Torture isn't the only concept that Washington is having a problem with defining?
A Contractor, Charity And Magnet for Federal Earmarks
By Robert O'Harrow Jr.
Washington Post Staff Writer
Friday, November 2, 2007; Page A01
Concurrent Technologies began two decades ago doing metalworking research in Pennsylvania's struggling rust belt. In the years since, the Johnstown, Pa., company has become a federal contracting chameleon.
It is an intelligence adviser, an environmental consultant and a software engineering specialist. It has trained mine-detecting dogs and managed religion-based initiatives. It oversees construction projects, organizes conferences and studies ways to use hydrogen for fuel in Pennsylvania and South Carolina. Missile-defense research is part of its portfolio.
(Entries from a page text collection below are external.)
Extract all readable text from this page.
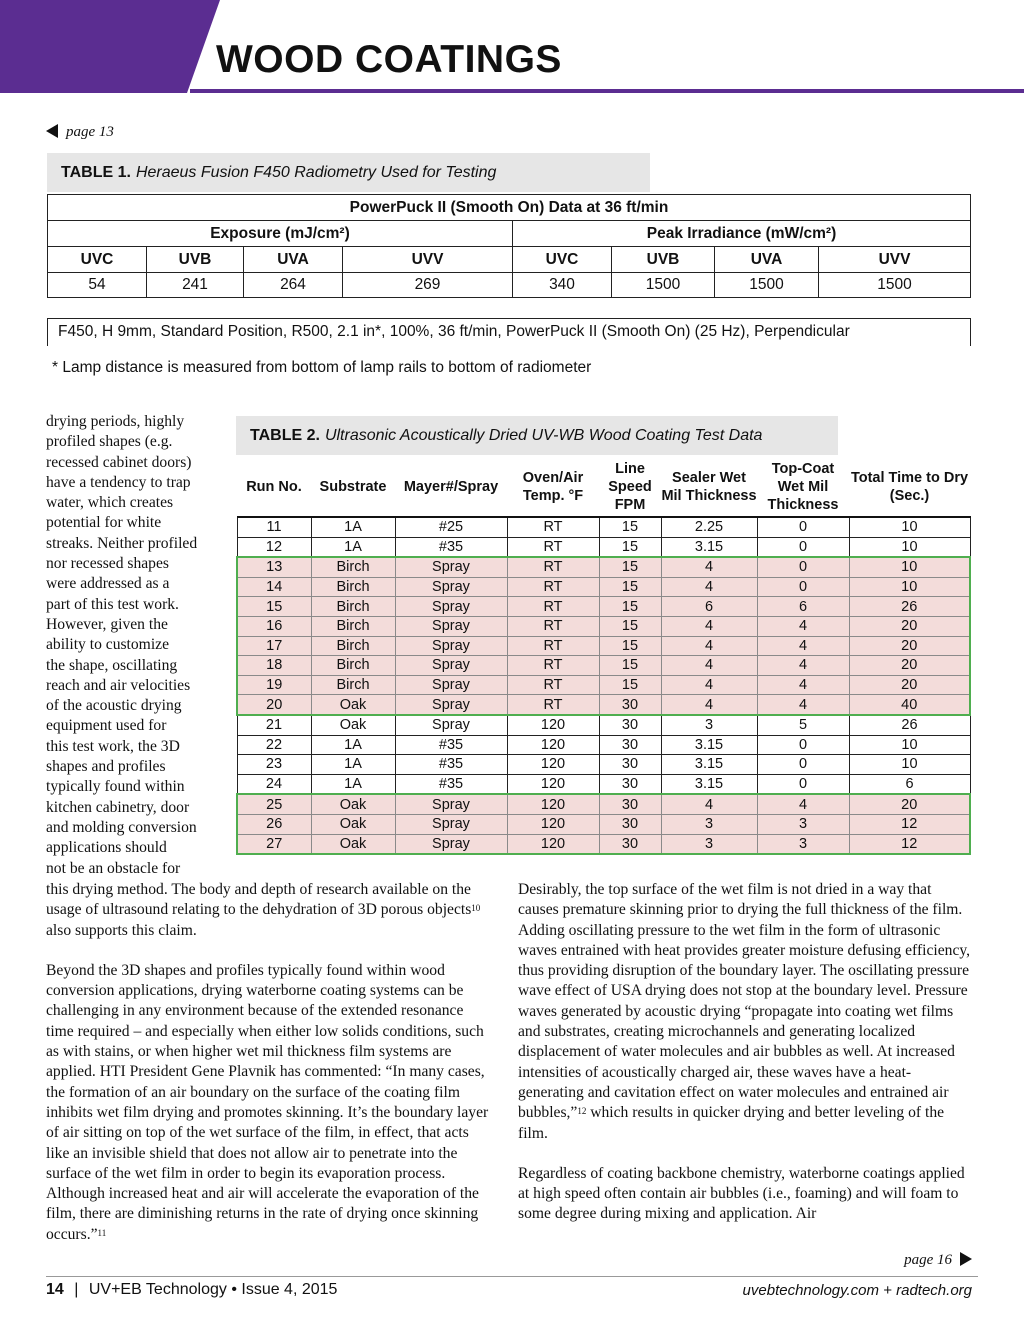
WOOD COATINGS
page 13
TABLE 1. Heraeus Fusion F450 Radiometry Used for Testing
PowerPuck II (Smooth On) Data at 36 ft/min							
Exposure (mJ/cm²)				Peak Irradiance (mW/cm²)			
UVC	UVB	UVA	UVV	UVC	UVB	UVA	UVV
54	241	264	269	340	1500	1500	1500
F450, H 9mm, Standard Position, R500, 2.1 in*, 100%, 36 ft/min, PowerPuck II (Smooth On) (25 Hz), Perpendicular
* Lamp distance is measured from bottom of lamp rails to bottom of radiometer
drying periods, highly
profiled shapes (e.g.
recessed cabinet doors)
have a tendency to trap
water, which creates
potential for white
streaks. Neither profiled
nor recessed shapes
were addressed as a
part of this test work.
However, given the
ability to customize
the shape, oscillating
reach and air velocities
of the acoustic drying
equipment used for
this test work, the 3D
shapes and profiles
typically found within
kitchen cabinetry, door
and molding conversion
applications should
not be an obstacle for
TABLE 2. Ultrasonic Acoustically Dried UV-WB Wood Coating Test Data
Run No.	Substrate	Mayer#/Spray	Oven/Air Temp. °F	Line Speed FPM	Sealer Wet Mil Thickness	Top-Coat Wet Mil Thickness	Total Time to Dry (Sec.)
11	1A	#25	RT	15	2.25	0	10
12	1A	#35	RT	15	3.15	0	10
13	Birch	Spray	RT	15	4	0	10
14	Birch	Spray	RT	15	4	0	10
15	Birch	Spray	RT	15	6	6	26
16	Birch	Spray	RT	15	4	4	20
17	Birch	Spray	RT	15	4	4	20
18	Birch	Spray	RT	15	4	4	20
19	Birch	Spray	RT	15	4	4	20
20	Oak	Spray	RT	30	4	4	40
21	Oak	Spray	120	30	3	5	26
22	1A	#35	120	30	3.15	0	10
23	1A	#35	120	30	3.15	0	10
24	1A	#35	120	30	3.15	0	6
25	Oak	Spray	120	30	4	4	20
26	Oak	Spray	120	30	3	3	12
27	Oak	Spray	120	30	3	3	12

this drying method. The body and depth of research available on the usage of ultrasound relating to the dehydration of 3D porous objects$^{10}$ also supports this claim.

Beyond the 3D shapes and profiles typically found within wood conversion applications, drying waterborne coating systems can be challenging in any environment because of the extended resonance time required – and especially when either low solids conditions, such as with stains, or when higher wet mil thickness film systems are applied. HTI President Gene Plavnik has commented: “In many cases, the formation of an air boundary on the surface of the coating film inhibits wet film drying and promotes skinning. It’s the boundary layer of air sitting on top of the wet surface of the film, in effect, that acts like an invisible shield that does not allow air to penetrate into the surface of the wet film in order to begin its evaporation process. Although increased heat and air will accelerate the evaporation of the film, there are diminishing returns in the rate of drying once skinning occurs.”$^{11}$

Desirably, the top surface of the wet film is not dried in a way that causes premature skinning prior to drying the full thickness of the film. Adding oscillating pressure to the wet film in the form of ultrasonic waves entrained with heat provides greater moisture defusing efficiency, thus providing disruption of the boundary layer. The oscillating pressure wave effect of USA drying does not stop at the boundary level. Pressure waves generated by acoustic drying “propagate into coating wet films and substrates, creating microchannels and generating localized displacement of water molecules and air bubbles as well. At increased intensities of acoustically charged air, these waves have a heat-generating and cavitation effect on water molecules and entrained air bubbles,”$^{12}$ which results in quicker drying and better leveling of the film.

Regardless of coating backbone chemistry, waterborne coatings applied at high speed often contain air bubbles (i.e., foaming) and will foam to some degree during mixing and application. Air

page 16
14 | UV+EB Technology • Issue 4, 2015	uvebtechnology.com + radtech.org
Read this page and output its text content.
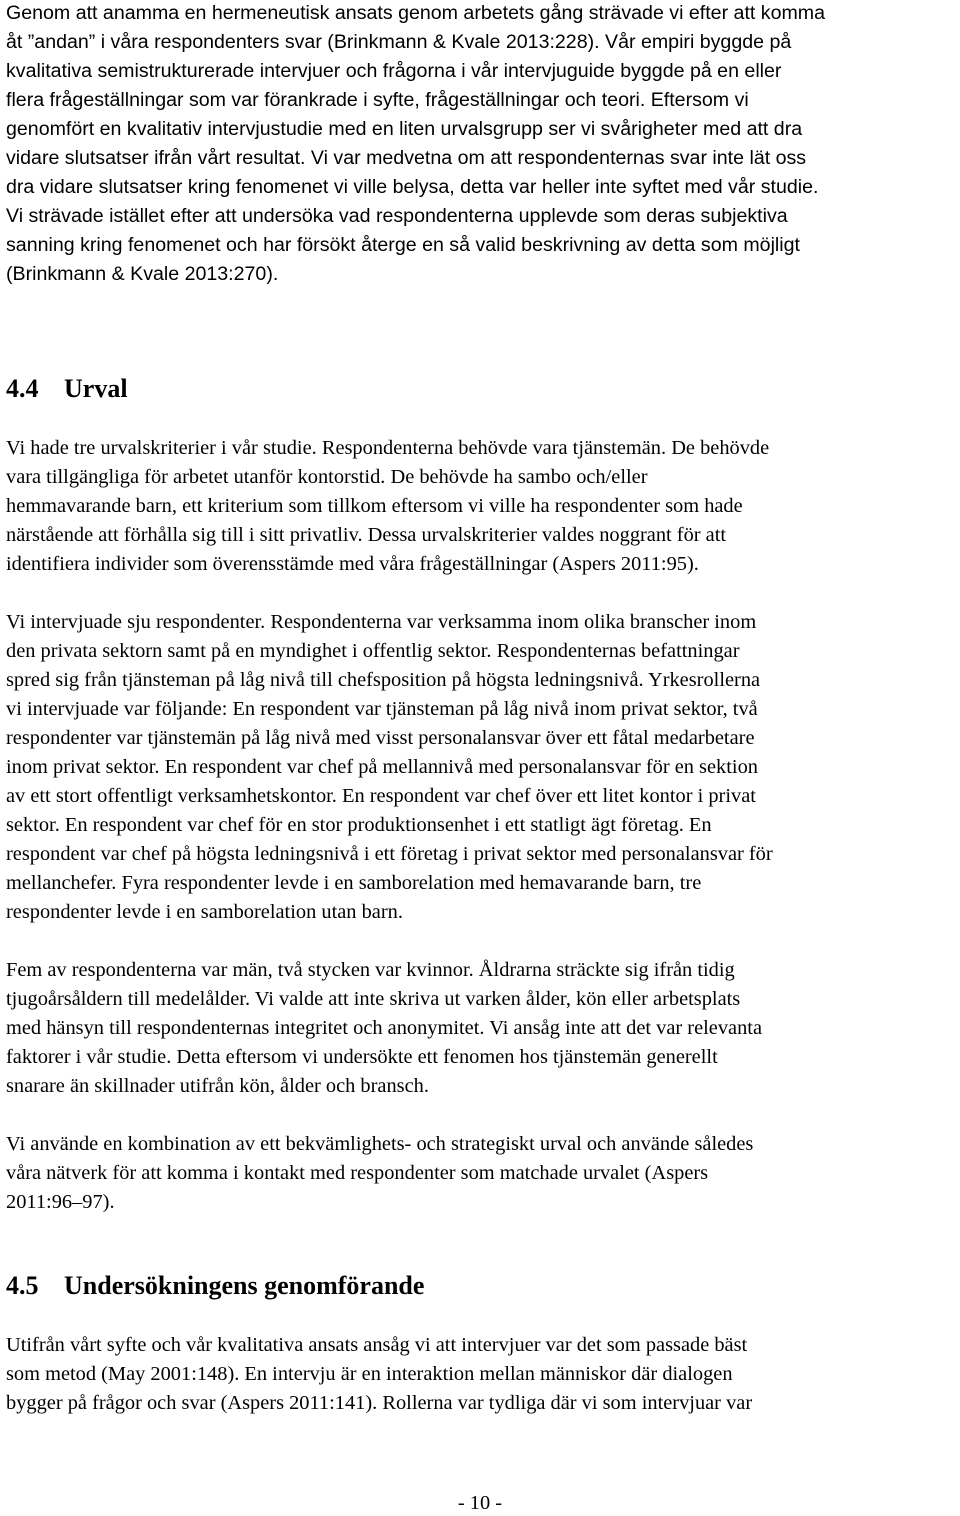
Genom att anamma en hermeneutisk ansats genom arbetets gång strävade vi efter att komma
åt ”andan” i våra respondenters svar (Brinkmann & Kvale 2013:228). Vår empiri byggde på
kvalitativa semistrukturerade intervjuer och frågorna i vår intervjuguide byggde på en eller
flera frågeställningar som var förankrade i syfte, frågeställningar och teori. Eftersom vi
genomfört en kvalitativ intervjustudie med en liten urvalsgrupp ser vi svårigheter med att dra
vidare slutsatser ifrån vårt resultat. Vi var medvetna om att respondenternas svar inte lät oss
dra vidare slutsatser kring fenomenet vi ville belysa, detta var heller inte syftet med vår studie.
Vi strävade istället efter att undersöka vad respondenterna upplevde som deras subjektiva
sanning kring fenomenet och har försökt återge en så valid beskrivning av detta som möjligt
(Brinkmann & Kvale 2013:270).

4.4 Urval

Vi hade tre urvalskriterier i vår studie. Respondenterna behövde vara tjänstemän. De behövde
vara tillgängliga för arbetet utanför kontorstid. De behövde ha sambo och/eller
hemmavarande barn, ett kriterium som tillkom eftersom vi ville ha respondenter som hade
närstående att förhålla sig till i sitt privatliv. Dessa urvalskriterier valdes noggrant för att
identifiera individer som överensstämde med våra frågeställningar (Aspers 2011:95).

Vi intervjuade sju respondenter. Respondenterna var verksamma inom olika branscher inom
den privata sektorn samt på en myndighet i offentlig sektor. Respondenternas befattningar
spred sig från tjänsteman på låg nivå till chefsposition på högsta ledningsnivå. Yrkesrollerna
vi intervjuade var följande: En respondent var tjänsteman på låg nivå inom privat sektor, två
respondenter var tjänstemän på låg nivå med visst personalansvar över ett fåtal medarbetare
inom privat sektor. En respondent var chef på mellannivå med personalansvar för en sektion
av ett stort offentligt verksamhetskontor. En respondent var chef över ett litet kontor i privat
sektor. En respondent var chef för en stor produktionsenhet i ett statligt ägt företag. En
respondent var chef på högsta ledningsnivå i ett företag i privat sektor med personalansvar för
mellanchefer. Fyra respondenter levde i en samborelation med hemavarande barn, tre
respondenter levde i en samborelation utan barn.

Fem av respondenterna var män, två stycken var kvinnor. Åldrarna sträckte sig ifrån tidig
tjugoårsåldern till medelålder. Vi valde att inte skriva ut varken ålder, kön eller arbetsplats
med hänsyn till respondenternas integritet och anonymitet. Vi ansåg inte att det var relevanta
faktorer i vår studie. Detta eftersom vi undersökte ett fenomen hos tjänstemän generellt
snarare än skillnader utifrån kön, ålder och bransch.

Vi använde en kombination av ett bekvämlighets- och strategiskt urval och använde således
våra nätverk för att komma i kontakt med respondenter som matchade urvalet (Aspers
2011:96–97).

4.5 Undersökningens genomförande

Utifrån vårt syfte och vår kvalitativa ansats ansåg vi att intervjuer var det som passade bäst
som metod (May 2001:148). En intervju är en interaktion mellan människor där dialogen
bygger på frågor och svar (Aspers 2011:141). Rollerna var tydliga där vi som intervjuar var

- 10 -
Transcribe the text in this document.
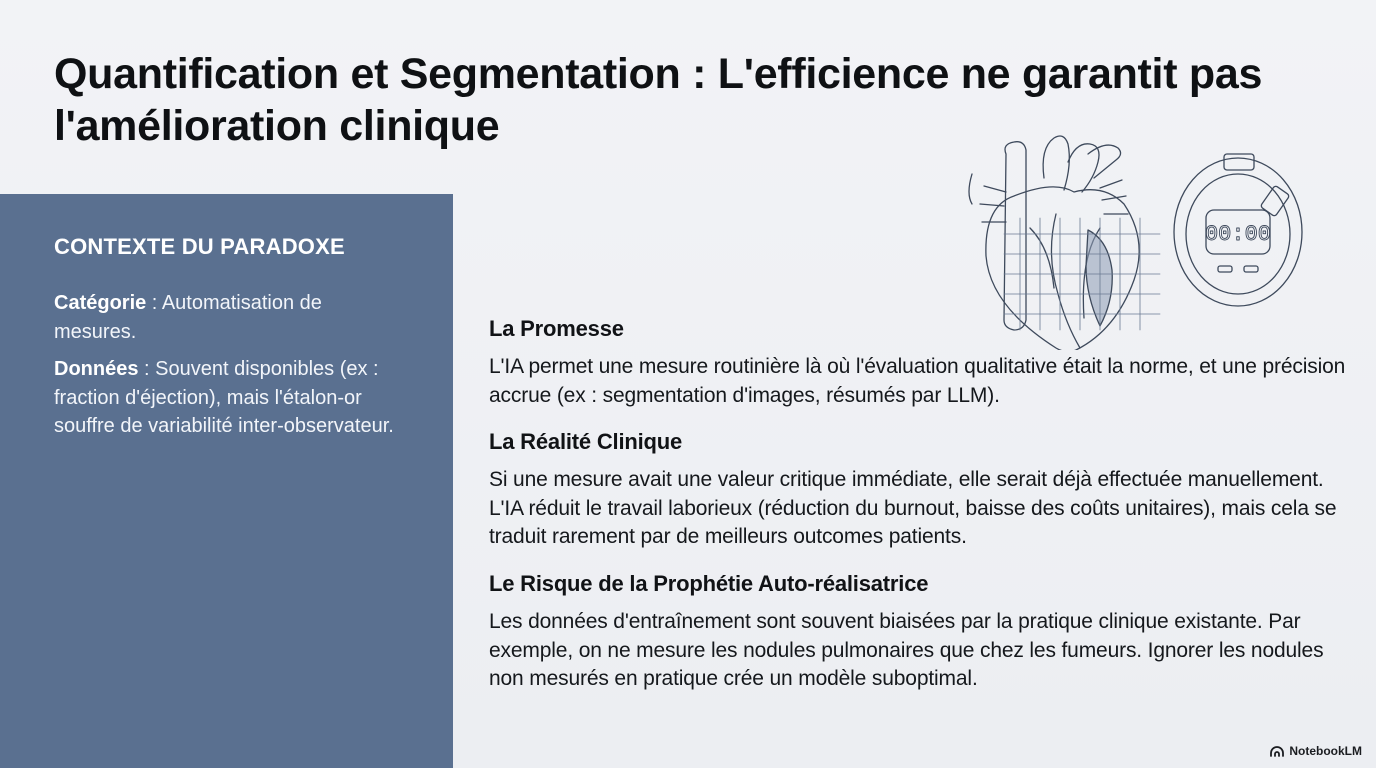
Quantification et Segmentation : L'efficience ne garantit pas l'amélioration clinique
CONTEXTE DU PARADOXE

Catégorie : Automatisation de mesures.

Données : Souvent disponibles (ex : fraction d'éjection), mais l'étalon-or souffre de variabilité inter-observateur.

00:00
La Promesse

L'IA permet une mesure routinière là où l'évaluation qualitative était la norme, et une précision accrue (ex : segmentation d'images, résumés par LLM).

La Réalité Clinique

Si une mesure avait une valeur critique immédiate, elle serait déjà effectuée manuellement. L'IA réduit le travail laborieux (réduction du burnout, baisse des coûts unitaires), mais cela se traduit rarement par de meilleurs outcomes patients.

Le Risque de la Prophétie Auto-réalisatrice

Les données d'entraînement sont souvent biaisées par la pratique clinique existante. Par exemple, on ne mesure les nodules pulmonaires que chez les fumeurs. Ignorer les nodules non mesurés en pratique crée un modèle suboptimal.

NotebookLM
So is the development of special armor for combat vehicles in Iraq and "solid waste technology" in Florida.
And it is a nonprofit charity.
Behind the rise of Concurrent is Rep. John P. Murtha (D-Pa.), chairman of the House Appropriations Committee's defense subcommittee, who helped arrange funding to launch the organization in 1988. Murtha has since arranged millions of dollars more in directed congressional appropriations called earmarks. Now Concurrent has nearly $250 million in annual revenue and 1,500 employees.
Concurrent is a prime example of how to marry entrepreneurial savvy, influence on Capitol Hill and arcane procurement rules to create budget magnets in congressional districts. Unlike many other big contractors, Concurrent pays no income tax on most of its revenue. Unlike nonprofit, federally funded research-and-development corporations, it is not chartered by the federal government.